The Quirky Backstory Of Rolex’s Stella Dials

education

by @watches_and_culture

Rolex isn’t exactly famous for bold colours. Which is precisely why these dials feel so fascinating today.

In the late 1970s and throughout the 1980s, a handful of Day-Date watches left Geneva wearing glossy shades that looked more like pop design than “classic Rolex”: coral pink, cherry red, turquoise, emerald green, canary yellow.
 

Bright, opaque, unapologetic.
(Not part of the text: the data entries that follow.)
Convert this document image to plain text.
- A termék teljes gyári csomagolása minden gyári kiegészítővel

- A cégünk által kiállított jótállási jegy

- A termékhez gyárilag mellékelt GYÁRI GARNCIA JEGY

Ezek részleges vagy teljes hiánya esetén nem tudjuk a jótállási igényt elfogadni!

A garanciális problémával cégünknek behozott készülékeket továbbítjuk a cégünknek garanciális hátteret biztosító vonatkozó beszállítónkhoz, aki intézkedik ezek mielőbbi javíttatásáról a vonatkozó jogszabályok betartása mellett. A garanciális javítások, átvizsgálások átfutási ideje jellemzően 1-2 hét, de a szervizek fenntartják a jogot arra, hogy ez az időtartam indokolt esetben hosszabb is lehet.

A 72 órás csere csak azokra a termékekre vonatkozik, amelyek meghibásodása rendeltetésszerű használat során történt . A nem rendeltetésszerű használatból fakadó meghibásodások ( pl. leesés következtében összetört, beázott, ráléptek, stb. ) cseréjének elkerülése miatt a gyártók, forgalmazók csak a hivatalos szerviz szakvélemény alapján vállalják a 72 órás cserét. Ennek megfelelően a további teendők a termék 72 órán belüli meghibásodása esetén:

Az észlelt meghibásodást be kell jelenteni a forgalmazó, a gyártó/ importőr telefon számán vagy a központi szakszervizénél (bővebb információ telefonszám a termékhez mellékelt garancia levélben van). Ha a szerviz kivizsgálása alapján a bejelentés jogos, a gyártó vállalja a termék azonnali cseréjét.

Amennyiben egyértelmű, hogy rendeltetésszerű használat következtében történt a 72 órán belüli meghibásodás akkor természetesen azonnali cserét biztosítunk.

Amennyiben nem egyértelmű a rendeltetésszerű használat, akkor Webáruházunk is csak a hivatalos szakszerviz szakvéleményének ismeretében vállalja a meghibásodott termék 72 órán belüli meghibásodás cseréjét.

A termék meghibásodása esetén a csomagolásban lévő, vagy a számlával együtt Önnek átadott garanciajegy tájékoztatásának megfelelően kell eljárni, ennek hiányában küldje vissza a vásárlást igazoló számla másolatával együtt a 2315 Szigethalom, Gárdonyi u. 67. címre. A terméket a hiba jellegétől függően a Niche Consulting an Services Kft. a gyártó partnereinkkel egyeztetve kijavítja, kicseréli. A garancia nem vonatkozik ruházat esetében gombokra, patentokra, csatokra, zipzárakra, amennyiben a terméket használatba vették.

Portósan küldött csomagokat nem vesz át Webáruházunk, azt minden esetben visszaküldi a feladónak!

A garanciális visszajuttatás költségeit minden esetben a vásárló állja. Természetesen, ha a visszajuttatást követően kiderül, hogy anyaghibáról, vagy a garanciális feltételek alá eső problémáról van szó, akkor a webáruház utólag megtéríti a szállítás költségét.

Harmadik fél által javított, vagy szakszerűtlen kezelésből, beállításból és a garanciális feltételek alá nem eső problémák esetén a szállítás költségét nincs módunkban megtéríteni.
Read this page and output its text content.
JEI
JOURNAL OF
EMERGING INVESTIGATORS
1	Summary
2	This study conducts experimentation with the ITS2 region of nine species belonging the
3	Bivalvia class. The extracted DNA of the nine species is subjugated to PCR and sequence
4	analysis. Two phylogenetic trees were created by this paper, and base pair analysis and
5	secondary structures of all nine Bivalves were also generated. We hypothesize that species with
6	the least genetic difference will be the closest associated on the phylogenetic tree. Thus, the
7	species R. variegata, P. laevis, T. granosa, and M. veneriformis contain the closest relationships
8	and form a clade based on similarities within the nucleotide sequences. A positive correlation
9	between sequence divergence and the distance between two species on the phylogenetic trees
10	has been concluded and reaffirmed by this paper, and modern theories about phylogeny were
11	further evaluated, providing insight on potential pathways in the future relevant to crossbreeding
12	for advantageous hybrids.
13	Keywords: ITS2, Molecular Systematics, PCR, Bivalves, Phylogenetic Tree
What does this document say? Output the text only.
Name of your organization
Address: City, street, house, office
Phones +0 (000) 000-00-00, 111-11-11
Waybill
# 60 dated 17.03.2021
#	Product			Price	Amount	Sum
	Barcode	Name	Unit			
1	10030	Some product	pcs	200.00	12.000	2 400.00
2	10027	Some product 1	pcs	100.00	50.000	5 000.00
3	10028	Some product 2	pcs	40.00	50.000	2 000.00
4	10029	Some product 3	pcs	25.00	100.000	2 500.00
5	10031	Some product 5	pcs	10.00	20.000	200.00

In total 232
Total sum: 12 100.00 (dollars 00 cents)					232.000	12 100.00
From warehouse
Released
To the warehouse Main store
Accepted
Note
Here’s the key detail: “Stella dial” wasn’t an official Rolex collection name at first.
 

It became the nickname used by collectors, and it most likely comes from Stella S.A., a Swiss company based in Geneva (Châtelaine) that supplied the special lacquer and pigments used for these vibrant dials.

The making of a Stella dial is all about surface chemistry and patience.

A metal base is prepared and smoothed, then coated with multiple layers of coloured lacquer, each one needing time to settle and cure.

The final step is the magic trick: polishing and finishing until the dial reaches that signature high-gloss “wet look”, where the colour seems to sit in depth rather than on the surface.
 

And like all lacquered objects, they are also beautifully sensitive to time. Exposure, ageing, and storage conditions can change the tone, create tiny cracks, or produce subtle “spidering”.

Each dial becomes a miniature archive of colour culture, frozen under sapphire. Today, Stella dials are more than rare Rolex variations. They are proof that even the most conservative maisons have had their loud moments, and sometimes those are the chapters we remember most.